Do you have trees and shrubs in your landscape that you feel would be more attractive in another place? Are you considering moving them?

Transplanting established plant material is a low-cost way of changing the appearance of your home landscape. However, transplanting can be challenging. By following some simple procedures, you can increase the chances that relocated plants will survive and become established.

Transplanting is best done in the fall and winter months, particularly for planting container-grown new trees and shrubs. The branches and leaves are not growing during the cold temperatures, but the roots will continue to spread. They will become established by the following summer and have a higher resistance to the hot, dry temperatures of summer.

Before transplanting, make sure the plant is suited to the site where it will be moved. If it prefers full sun, such as a rose, then locating it in a shady site will cause the plant to perish. Does the plant fit the space it will be moved to? What may be a small shrub today could be one that is over 20 feet tall in a few years, such as some of the hollies. If this size will not present a problem, then moving it will be alright. However, if the desired height is 10 feet or under, then find another more suitable shrub to move. Also take into consideration drainage, air flow, and maintenance needs.

When transplanting, also consider the physical size of the plant you are relocating. Some are too large for transplanting and could perish if dug up and moved. A good rule of thumb is not to transplant any tree with the main trunk over one inch in diameter. If you desire to move larger trees, and large shrubs, then you should consider contacting a landscape installation firm. They have the equipment required for transplanting these bigger plants, which increases the chances of their survival.

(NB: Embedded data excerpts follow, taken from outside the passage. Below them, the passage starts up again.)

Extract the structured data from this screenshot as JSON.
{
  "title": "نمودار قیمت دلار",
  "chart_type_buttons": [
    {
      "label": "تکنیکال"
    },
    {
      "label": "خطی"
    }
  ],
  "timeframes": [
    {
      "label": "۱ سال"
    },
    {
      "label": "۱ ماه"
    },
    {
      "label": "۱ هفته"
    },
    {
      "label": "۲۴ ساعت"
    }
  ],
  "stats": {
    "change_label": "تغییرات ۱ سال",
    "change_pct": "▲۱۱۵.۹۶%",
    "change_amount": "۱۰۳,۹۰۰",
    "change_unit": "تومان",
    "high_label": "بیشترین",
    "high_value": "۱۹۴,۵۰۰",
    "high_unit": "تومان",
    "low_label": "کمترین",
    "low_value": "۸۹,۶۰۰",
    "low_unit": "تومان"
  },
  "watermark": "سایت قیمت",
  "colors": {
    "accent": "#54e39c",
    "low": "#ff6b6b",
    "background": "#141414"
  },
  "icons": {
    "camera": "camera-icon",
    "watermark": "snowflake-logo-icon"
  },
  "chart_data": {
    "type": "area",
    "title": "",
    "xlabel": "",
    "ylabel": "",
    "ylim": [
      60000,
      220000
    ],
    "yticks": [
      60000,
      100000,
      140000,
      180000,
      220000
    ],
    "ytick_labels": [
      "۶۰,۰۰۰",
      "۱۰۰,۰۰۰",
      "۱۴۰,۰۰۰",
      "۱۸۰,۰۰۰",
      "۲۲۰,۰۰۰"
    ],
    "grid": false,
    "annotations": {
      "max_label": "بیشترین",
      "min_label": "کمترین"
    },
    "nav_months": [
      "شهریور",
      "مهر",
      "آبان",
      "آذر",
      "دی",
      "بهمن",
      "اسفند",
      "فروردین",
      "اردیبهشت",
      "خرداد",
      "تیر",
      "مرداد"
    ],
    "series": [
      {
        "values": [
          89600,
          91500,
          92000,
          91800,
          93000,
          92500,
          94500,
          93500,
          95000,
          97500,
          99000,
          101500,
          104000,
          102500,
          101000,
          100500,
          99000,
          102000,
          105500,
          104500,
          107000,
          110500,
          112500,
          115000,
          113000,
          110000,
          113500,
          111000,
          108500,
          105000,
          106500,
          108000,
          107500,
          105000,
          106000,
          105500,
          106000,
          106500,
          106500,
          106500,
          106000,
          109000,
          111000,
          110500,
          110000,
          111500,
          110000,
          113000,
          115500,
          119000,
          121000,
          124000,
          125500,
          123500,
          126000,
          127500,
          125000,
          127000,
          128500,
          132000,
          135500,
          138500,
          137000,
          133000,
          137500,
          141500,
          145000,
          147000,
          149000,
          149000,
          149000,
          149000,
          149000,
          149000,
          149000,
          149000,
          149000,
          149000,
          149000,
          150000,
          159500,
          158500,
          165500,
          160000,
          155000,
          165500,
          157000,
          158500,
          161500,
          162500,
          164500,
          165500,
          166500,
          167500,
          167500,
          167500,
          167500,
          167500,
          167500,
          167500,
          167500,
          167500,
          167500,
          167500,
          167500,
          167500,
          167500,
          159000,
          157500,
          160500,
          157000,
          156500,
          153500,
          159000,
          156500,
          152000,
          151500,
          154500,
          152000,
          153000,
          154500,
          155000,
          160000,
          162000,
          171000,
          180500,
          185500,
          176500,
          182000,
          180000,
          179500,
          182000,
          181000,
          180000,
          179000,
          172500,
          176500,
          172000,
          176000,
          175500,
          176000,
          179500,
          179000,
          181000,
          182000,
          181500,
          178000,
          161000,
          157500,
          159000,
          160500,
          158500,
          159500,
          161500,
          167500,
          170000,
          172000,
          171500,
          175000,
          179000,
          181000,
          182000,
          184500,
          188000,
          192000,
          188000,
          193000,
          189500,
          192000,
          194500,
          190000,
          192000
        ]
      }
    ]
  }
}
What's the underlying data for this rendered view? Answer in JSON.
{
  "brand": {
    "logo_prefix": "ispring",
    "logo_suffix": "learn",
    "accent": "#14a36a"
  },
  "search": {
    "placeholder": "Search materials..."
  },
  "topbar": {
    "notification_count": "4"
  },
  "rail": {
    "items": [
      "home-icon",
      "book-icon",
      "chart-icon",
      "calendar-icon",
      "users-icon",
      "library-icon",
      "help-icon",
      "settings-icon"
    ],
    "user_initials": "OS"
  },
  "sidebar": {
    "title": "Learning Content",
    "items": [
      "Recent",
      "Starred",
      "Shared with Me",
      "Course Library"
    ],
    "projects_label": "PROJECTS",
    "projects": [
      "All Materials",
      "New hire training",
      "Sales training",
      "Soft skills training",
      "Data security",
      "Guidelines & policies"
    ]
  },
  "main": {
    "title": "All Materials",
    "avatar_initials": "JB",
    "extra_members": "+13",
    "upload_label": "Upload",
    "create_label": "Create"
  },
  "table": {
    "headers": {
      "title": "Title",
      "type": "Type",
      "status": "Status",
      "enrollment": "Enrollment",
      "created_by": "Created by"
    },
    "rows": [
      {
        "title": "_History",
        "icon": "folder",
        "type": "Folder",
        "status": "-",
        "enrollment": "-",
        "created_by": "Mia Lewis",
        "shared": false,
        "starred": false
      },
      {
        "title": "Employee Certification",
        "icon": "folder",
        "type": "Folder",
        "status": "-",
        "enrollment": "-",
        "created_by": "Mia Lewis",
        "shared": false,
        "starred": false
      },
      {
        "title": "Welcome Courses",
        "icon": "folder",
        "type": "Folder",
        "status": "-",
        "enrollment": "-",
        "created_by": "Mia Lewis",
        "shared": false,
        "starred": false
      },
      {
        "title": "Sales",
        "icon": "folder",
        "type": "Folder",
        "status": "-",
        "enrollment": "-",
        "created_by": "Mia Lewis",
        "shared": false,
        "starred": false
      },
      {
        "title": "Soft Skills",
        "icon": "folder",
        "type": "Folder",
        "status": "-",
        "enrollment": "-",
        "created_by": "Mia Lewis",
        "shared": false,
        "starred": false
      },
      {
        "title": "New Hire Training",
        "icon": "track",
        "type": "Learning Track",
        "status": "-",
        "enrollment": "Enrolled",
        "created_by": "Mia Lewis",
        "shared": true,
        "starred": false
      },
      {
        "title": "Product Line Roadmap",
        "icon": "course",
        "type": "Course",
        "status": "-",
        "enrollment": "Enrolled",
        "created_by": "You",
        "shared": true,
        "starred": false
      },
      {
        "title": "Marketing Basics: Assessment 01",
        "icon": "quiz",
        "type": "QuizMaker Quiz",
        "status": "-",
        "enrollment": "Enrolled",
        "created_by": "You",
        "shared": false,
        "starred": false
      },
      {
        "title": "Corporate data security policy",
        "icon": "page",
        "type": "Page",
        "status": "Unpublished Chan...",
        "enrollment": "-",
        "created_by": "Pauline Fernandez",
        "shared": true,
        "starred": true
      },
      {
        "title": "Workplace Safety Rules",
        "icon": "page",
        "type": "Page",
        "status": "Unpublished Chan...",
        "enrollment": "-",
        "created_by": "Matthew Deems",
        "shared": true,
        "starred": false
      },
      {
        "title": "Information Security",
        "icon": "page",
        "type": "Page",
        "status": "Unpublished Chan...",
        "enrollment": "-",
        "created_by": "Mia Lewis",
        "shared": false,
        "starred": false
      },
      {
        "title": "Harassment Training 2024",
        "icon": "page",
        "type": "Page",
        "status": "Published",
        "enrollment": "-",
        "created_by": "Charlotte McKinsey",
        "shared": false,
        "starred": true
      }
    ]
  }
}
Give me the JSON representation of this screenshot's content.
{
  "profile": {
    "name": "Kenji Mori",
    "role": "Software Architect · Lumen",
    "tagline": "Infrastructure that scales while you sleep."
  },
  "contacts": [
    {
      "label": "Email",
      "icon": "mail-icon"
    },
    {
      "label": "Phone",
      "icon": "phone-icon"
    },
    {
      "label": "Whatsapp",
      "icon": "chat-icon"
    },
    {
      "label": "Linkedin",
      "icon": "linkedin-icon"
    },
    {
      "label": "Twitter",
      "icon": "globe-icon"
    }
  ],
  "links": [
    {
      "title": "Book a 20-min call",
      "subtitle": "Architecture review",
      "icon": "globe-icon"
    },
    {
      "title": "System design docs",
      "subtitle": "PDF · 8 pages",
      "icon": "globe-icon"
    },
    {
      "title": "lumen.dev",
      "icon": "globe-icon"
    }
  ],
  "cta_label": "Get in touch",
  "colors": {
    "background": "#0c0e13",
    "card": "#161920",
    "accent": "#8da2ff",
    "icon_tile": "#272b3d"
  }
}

Tie up the branches of the plant that are low hanging or bushy before digging them. This action will reduce the likelihood of the plants being damaged and also will make moving them more manageable. Prune away any old stems that are near the soil line. Mark the place on the main trunk where it meets the soil to help determine how deeply it should be planted at the new site. Dig a trench around the plant far enough away to preserve as much of its fibrous root system as possible by using a sharp, clean shovel to sever the roots. Angle the shovel, making the cuts away from the center of the plant, to prevent harming the main root ball. Cut the root ball under the soil at a 45-degree angle to loosen it and sever any roots that are remaining. Trim around the rootball and make clean, complete cuts. Make sure you get as much soil as possible with the root ball when moving it. Move the plant into a container, or onto burlap, and then carefully transfer it to its new site.

At the site where it will be transplanted, dig a hole two to three times the diameter of the root ball. The hole should be no deeper than the top of the rootball. Place the plant into the hole and begin filling it with the backfill soil; do not add any organic soil amendments. Pack the soil tightly around the rootball. Apply a two to three-inch layer of fine organic mulch such as pine bark, pine straw or cypress mulch. Thoroughly water the plants after planting, and periodically apply more water to keep the soil evenly moist. Never place any fertilizer in the planting hole. Wait until spring to evenly broadcast an all-purpose fertilizer, such as 10-10-10, over the root zone of the plant.

Transplanting trees and shrubs can reduce costs and improve the curb appeal of your home landscape if done correctly. If planted in the proper place suitable for its growing conditions and provided appropriate care, the newly transplanted plant should thrive.